Heading to Venice? Make sure you book in advance to access the city’s historic centre, as authorities have announced a new scheme to protect the destination from mass tourism.
After some 400,000 tourists thronged the city during the Easter break, Venice mayor Luigi Brugnaro announced the launch of the new scheme that will limit the number of visitors ahead of the summer season.
Brugnaro described the shift as “the right way forward” to manage the city’s tourism, Italian news agency ANSA reported Tuesday.
The mayor added Venice would be “the first in the world” to conduct “this difficult experiment.”
In addition to the booking system, day-trippers will have to pay an entry fee of up to 10 euros to access the city centre from 2023 onwards.
Tourists planning on spending the night in Venice will need a prior reservation to enter the canal city.
Municipal authorities have long struggled with balancing Venice’s bustling tourism industry with the fragile nature of the city and its lagoon environment.

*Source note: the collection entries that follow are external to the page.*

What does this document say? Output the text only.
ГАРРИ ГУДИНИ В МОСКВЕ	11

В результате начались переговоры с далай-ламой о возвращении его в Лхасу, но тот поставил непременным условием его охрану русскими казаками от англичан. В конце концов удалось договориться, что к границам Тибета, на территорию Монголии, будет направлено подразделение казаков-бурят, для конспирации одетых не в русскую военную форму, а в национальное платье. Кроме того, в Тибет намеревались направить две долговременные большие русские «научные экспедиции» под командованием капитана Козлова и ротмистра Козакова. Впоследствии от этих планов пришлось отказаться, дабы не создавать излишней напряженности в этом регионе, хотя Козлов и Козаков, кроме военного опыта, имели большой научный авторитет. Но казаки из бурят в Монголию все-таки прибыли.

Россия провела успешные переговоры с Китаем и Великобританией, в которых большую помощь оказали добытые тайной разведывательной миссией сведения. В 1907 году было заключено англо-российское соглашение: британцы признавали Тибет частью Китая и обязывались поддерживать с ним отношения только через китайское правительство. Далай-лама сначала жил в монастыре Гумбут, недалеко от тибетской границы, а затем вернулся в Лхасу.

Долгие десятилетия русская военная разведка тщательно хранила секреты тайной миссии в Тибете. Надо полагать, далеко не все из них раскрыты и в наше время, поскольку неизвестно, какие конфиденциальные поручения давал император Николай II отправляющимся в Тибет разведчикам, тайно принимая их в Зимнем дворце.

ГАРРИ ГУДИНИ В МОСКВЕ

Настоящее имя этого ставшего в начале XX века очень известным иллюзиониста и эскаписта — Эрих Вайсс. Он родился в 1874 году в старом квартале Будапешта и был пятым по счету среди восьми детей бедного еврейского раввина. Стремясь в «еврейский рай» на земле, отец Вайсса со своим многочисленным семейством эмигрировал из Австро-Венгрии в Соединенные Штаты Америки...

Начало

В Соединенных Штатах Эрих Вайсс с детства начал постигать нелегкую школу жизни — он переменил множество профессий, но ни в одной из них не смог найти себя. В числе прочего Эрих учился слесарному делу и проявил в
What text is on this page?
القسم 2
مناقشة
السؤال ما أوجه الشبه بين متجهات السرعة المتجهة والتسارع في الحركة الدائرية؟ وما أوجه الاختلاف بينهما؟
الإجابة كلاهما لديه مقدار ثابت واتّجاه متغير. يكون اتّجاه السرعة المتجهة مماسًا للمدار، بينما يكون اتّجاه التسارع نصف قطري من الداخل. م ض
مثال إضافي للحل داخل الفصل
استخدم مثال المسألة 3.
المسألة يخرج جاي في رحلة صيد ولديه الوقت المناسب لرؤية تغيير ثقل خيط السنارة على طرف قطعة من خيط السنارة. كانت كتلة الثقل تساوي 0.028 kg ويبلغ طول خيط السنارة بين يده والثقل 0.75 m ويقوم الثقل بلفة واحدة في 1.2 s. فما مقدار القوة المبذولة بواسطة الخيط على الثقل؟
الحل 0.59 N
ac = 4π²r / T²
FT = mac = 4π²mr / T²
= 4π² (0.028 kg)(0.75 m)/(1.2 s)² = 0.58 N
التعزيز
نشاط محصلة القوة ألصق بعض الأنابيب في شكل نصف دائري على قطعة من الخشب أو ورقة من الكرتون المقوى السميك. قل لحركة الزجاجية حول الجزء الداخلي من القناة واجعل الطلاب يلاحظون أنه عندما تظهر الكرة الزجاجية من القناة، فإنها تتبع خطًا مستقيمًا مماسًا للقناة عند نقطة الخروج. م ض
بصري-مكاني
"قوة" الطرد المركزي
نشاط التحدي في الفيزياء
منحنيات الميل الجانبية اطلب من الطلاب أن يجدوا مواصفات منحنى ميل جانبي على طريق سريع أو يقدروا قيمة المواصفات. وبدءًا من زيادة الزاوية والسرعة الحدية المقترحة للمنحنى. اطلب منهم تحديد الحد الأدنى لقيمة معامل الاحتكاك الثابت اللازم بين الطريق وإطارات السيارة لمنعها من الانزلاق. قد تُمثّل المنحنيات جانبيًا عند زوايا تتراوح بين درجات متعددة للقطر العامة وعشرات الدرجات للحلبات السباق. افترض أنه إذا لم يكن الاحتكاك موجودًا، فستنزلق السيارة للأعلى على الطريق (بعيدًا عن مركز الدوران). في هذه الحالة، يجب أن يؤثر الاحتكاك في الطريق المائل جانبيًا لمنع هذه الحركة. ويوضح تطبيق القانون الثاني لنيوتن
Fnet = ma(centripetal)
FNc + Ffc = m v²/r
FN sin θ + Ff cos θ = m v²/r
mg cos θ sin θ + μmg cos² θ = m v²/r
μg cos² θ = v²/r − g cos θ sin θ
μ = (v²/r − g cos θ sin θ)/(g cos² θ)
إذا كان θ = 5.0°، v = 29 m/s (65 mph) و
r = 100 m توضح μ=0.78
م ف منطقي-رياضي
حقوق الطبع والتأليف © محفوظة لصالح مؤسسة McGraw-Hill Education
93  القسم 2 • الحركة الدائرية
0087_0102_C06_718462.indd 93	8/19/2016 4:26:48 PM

The new scheme will aim to account for the number of people in the city centre at all times.
Brugnaro said the scheme will tackle overcrowding and “hit and run” tourism.
Last year the officials also announced that travellers to Venice will soon be tracked using 468 CCTV cameras, optical sensors and a mobile phone-tracing system.
This will allow officials to be able to tell residents from visitors, Italians from foreigners, where people are coming from, where they are heading and how fast they are moving.
Every 15 minutes, authorities get a snapshot of how crowded the city is – alongside how many gondolas are sliding on the Canal Grande, whether boats are speeding and if the waters rise to dangerous levels.
This process is said to combat overcrowding in the city.
Over 100,000 people stayed overnight in Venice, a city of 400,000, on Good Friday. The figure does not include day-trippers or people who booked hotels in nearby towns.